Boas relações com a Renault deram a eles fornecimento de motores, como o famoso PRV que vimos em inúmeras aplicações, do DeLorean até o carro que bateu os 400 km/h em Le Mans.
Os modelos mais conhecidos hoje são os 400GT e Atlantique dos anos 90, sucessor dos modelos 200 e 260. A Venturi ficou mundialmente conhecida quando seus carros entraram no automobilismo, tanto com uma categoria monomarca como quando participaram do campeonato chamado BPR Series dos anos 90, onde os Atlantique enfrentaram cara a cara Ferraris, Porsches e Lotus, com relativo sucesso.
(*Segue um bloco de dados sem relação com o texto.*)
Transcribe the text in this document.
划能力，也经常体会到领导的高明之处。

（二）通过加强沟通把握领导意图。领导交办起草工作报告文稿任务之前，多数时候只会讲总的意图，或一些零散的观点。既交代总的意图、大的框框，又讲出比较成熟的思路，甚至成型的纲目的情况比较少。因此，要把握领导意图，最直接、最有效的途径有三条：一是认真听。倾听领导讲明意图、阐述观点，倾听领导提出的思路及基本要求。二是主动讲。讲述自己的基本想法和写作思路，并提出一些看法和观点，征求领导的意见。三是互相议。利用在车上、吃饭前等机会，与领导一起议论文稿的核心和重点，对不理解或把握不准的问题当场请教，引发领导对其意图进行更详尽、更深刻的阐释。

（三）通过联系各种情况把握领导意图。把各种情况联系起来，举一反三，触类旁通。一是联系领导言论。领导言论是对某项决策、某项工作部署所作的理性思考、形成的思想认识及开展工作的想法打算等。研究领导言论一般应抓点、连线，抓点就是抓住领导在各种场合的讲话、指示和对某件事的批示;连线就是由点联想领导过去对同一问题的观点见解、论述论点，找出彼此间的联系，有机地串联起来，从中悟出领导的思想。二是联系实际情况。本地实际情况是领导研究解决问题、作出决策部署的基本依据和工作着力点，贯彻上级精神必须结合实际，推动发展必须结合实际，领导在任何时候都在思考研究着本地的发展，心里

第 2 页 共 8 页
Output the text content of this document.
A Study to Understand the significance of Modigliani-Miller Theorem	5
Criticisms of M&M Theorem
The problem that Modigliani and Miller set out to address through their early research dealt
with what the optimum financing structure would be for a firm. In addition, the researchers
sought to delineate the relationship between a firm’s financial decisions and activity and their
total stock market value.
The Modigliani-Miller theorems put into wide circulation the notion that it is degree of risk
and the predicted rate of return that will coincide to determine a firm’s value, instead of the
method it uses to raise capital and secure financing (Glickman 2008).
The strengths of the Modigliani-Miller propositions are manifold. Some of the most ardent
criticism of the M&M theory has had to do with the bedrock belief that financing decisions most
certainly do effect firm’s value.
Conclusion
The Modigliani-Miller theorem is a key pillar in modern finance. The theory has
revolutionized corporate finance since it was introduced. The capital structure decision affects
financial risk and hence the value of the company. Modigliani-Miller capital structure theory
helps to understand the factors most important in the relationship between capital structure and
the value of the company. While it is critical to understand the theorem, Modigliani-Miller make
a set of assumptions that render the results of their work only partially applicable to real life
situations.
Ao longo dos anos 80 e 90 a empresa fabricou seus carros em pequena quantidade, lutando contra os custos e o duro mercado de carros esporte, onde não só os pequenos fabricantes disputam clientes, mas também os grandes estão no jogo, com armamento pesado, e geralmente, com os custos à favor.
Por conta dos custos e dificuldades financeiras, a Venturi foi vendida em 2000 para Gildo Pallanca Pastor, empresário de Mônaco, que mudou o foco da empresa para criação de carros elétricos. Foi, inclusive, uma das primeiras equipes a entrar na Fórmula E.